You don’t go to a banker and say, “I’d like to buy a nice house or something. Please lend me lots of money.” No, you select a house, negotiate a price and THEN obtain a loan.
When we borrow billions of dollars for vague notions like “water” or “parks” or “stem cell research” or “economic recovery,” with no specific projects in mind, we simply create a gigantic grab bag of money for pork projects. And that is exactly what this bill does. There’s not one specific project authorized and financed in this measure – not one – and yet we’re borrowing nearly $7 billion.

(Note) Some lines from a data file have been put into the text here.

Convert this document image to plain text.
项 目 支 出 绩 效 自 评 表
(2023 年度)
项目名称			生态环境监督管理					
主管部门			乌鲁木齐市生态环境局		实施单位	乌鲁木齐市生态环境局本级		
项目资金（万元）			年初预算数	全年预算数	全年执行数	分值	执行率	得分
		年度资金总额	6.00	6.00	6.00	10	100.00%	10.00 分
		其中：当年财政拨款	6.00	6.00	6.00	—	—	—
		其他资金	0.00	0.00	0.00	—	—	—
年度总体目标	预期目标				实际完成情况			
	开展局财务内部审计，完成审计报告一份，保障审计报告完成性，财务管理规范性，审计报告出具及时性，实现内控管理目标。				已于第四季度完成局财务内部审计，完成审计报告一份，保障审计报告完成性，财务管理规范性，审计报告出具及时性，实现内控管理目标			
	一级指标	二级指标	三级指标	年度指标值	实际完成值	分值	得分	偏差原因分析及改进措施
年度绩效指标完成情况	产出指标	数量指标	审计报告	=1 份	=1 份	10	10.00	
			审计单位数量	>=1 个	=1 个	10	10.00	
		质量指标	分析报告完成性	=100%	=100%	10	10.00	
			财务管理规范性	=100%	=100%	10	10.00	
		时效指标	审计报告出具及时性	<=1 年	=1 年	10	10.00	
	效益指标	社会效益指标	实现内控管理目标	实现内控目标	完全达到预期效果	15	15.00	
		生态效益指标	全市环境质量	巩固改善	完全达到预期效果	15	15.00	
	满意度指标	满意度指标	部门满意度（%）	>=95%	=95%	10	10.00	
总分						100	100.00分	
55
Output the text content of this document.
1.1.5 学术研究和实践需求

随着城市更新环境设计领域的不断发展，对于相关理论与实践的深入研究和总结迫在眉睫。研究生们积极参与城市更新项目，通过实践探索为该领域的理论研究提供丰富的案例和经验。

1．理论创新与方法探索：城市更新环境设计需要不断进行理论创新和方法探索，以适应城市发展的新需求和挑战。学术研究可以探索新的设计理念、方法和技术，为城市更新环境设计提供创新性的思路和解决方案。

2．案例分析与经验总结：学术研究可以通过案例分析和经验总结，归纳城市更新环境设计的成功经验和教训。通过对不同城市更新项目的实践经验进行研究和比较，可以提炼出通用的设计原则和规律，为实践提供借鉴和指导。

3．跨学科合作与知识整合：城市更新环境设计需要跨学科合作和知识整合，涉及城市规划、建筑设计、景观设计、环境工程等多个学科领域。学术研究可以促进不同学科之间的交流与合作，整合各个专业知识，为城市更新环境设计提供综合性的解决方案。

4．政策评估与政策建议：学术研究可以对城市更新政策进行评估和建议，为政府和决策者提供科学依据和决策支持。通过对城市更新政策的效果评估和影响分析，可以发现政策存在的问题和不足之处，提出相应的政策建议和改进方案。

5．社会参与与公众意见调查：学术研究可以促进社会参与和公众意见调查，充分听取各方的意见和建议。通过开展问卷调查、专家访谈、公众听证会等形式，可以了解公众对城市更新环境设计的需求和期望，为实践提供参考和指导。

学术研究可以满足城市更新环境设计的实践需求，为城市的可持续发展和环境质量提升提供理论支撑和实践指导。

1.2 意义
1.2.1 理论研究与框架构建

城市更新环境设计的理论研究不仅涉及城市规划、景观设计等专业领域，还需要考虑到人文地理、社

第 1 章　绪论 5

The second lesson is: DON’T ROB PIEDMONT TO PAY POMONA. If a project exclusively benefits a local community – it should be exclusively paid for by that local community. State bonds should only be used for projects that benefit the entire state. And yet this bond is almost entirely focused on financing a local project in one community from the tax revenues of another.
The third lesson is: DON’T ROB OUR CHILDREN. Whatever is purchased with a 30-year bond ought to be there 30 years from now when our children are still paying off that debt. And yet this bond includes hundreds of millions of dollars for cleanup and conservation projects that will be obsolete long before these bonds are repaid. Our children are going to have their own pollution to clean up and conservation programs to promote without paying for programs from 30 years ago.
The fourth lesson is: WHEN A PROJECT BENEFITS A DISTINCT CLASS OF USERS, THE DEBT SHOULD BE PAID BY THOSE USERS IN PROPORTION TO THEIR USE. Water projects should be repaid by the users of the water and electricity – and, by the way, that principle should extend to government’s use of water as well. Nearly half of our water supply is now being used to satisfy various environmental mandates imposed by government. That water should be paid for by government – just like any other user. That would give us some rational measurement to determine if these mandates make any sense.
Overall, unless it’s a self-liquidating general obligation bond like those used in the Burns-Porter Act, there’s no excuse for using a G.O. bond for a water project – it should be a revenue bond repaid by the ACTUAL users of the ACTUAL water produced by the ACTUAL project.
Fifth and finally – Dams, aqueducts and levees require massive amounts of concrete. Let’s get real – every pound of cement produces a pound of carbon dioxide. No significant public work can move forward in this state as long as we have arbitrarily imposed a draconian reduction in carbon dioxide emissions. Any serious public works bill must be accompanied by the repeal of AB 32.
Mr. President, the crisis is real, but squandering another $7 billion on top of the $17 billion we’ve already squandered in the last ten years for water projects that never materialized won’t solve that crisis.
I suggest that we determine what specific projects of statewide benefit will most economically meet our water needs and then authorize the engineering and bidding of those projects – and do whatever is necessary to expedite that process. And once the project is engineered and the bids are returned, then let us craft a bond repaid by the actual users of those specific projects, allow them to use whatever amounts of concrete are necessary to build them – and get it done.
This measure does none of those things, and as such takes its place in a long line of bond measures over the last decade that have run up unprecedented debt with little of value to show for it.